The government’s Uniformed Youth Fund will help Girlguiding and the Scouts carry out improvements to their online operations.

Joe Lepper | 8th Jan 19
Image shows a group of girl guides cheering. Image credit: Girlguiding

Girlguiding and Scouts are to carry out improvements to their online operations after being handed £1.5m in government funding to expand their reach in deprived areas.

The charities are among nine uniformed youth groups to share a total of £4.2m in government funding to improve support for young people in disadvantaged areas.

The £718,458 handed to Girlguiding will be used to improve the accessibility of its website, as well as expand volunteer numbers, boost training and carry out research into the social and emotional development of young people.

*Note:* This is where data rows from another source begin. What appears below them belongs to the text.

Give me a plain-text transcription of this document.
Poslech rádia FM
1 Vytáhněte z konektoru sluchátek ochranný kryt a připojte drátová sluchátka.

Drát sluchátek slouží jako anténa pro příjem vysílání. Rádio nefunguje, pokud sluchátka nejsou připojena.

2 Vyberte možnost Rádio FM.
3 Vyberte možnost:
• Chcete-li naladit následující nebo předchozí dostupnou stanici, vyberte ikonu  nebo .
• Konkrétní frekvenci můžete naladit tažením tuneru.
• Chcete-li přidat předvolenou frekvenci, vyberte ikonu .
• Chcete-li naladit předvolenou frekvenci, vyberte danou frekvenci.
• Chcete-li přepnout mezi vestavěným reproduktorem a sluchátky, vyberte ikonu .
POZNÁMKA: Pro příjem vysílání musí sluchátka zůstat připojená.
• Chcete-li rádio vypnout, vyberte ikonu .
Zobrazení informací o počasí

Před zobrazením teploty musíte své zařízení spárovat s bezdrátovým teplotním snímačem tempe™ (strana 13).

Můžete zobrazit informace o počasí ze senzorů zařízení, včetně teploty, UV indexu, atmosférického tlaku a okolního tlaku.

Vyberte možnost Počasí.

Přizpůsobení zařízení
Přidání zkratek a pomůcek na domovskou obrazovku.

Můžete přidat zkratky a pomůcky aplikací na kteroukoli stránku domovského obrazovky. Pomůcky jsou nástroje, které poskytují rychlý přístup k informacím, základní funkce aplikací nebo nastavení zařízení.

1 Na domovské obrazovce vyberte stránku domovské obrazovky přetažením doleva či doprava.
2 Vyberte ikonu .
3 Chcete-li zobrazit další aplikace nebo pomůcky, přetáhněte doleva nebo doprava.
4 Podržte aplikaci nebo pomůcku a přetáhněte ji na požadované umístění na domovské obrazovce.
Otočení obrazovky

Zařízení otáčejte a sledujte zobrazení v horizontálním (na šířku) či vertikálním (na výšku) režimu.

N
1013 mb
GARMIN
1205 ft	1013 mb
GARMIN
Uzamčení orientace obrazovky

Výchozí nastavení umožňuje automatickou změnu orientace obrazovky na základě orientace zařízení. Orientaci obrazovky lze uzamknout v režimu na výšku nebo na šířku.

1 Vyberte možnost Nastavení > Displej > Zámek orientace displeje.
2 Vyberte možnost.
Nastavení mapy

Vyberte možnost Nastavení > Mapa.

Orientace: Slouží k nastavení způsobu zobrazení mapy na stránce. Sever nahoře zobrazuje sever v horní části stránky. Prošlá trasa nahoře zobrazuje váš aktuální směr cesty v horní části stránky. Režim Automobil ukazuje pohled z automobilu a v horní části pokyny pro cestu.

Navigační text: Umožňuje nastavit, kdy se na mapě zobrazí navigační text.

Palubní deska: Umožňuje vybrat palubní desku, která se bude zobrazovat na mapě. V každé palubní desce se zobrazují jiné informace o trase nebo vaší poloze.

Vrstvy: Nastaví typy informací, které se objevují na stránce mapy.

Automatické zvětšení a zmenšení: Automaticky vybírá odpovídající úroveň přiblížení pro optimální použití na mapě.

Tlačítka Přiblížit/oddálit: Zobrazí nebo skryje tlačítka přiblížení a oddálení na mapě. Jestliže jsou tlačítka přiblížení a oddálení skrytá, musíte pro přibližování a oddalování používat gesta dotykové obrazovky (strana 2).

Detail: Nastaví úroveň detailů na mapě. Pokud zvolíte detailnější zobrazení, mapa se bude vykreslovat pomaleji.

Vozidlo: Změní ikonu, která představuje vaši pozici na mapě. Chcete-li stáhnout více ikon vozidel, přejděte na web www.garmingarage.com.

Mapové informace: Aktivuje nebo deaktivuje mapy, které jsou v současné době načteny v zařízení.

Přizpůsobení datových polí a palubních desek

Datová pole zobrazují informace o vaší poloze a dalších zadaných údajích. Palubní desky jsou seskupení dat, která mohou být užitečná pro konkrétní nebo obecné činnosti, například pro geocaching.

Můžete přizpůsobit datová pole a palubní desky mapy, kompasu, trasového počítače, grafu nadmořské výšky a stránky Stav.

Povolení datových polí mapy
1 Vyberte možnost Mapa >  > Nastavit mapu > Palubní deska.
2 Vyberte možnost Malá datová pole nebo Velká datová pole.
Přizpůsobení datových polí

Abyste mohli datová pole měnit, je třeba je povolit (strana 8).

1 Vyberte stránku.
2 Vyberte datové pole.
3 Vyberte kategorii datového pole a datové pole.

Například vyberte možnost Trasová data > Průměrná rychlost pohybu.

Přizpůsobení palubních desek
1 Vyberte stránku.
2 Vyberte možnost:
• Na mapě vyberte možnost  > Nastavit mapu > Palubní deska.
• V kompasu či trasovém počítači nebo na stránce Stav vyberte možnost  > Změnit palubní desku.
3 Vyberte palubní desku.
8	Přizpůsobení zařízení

The Scouts’ £781,750 award will help ensure programme materials are made accessible online. It will also use the money to set up 60 new units in areas of disadvantage as well as develop an impact measurement tool for its work with under-13s.

6,000 new places in deprived areas

The money has been handed out through the Department for Digital, Culture, Media and Sport’s Uniformed Youth Fund money, which is being administered by the Youth United Foundation (YUF).

It is estimated that the funding will create more than 6,000 new uniformed group places.

“The new YUF funding announced this week is a huge step forward, and means we’ll be able to start even more new provision,” said Tim Kidd, the Scouts’ UK Chief Commissioner.

“We’ll be building on our work with disadvantaged young people by opening new sections in the top 35% IMD (Index of Multiple Deprivation) areas and areas of child income deprivation. The aim is to provide Scouts within easy walking distance of these areas and where there are good local transport links – easy access is everything. We know that a positive experience of Scouts can increase wellbeing, engagement and achievement in school, as well as reduce anxiety and loneliness.”

He added: “This also means we can extend our reach further into underrepresented areas, especially black and minority ethnic communities, helping us better reflect our communities. With our experience and successful track record, Scouts has a huge role to play in creating a fairer society with opportunities for all. There could not be more important work for us.”

Jeremy Wright, the Secretary of State for Digital, Culture, Media and Sport added: “Youth groups teach important life skills, build friendships and help expand young people’s horizons. Every child should have the chance to join one of these groups, no matter what background they are from or what area of the country.

“This funding is creating thousands of new places so that even more children can enjoy these valuable experiences.”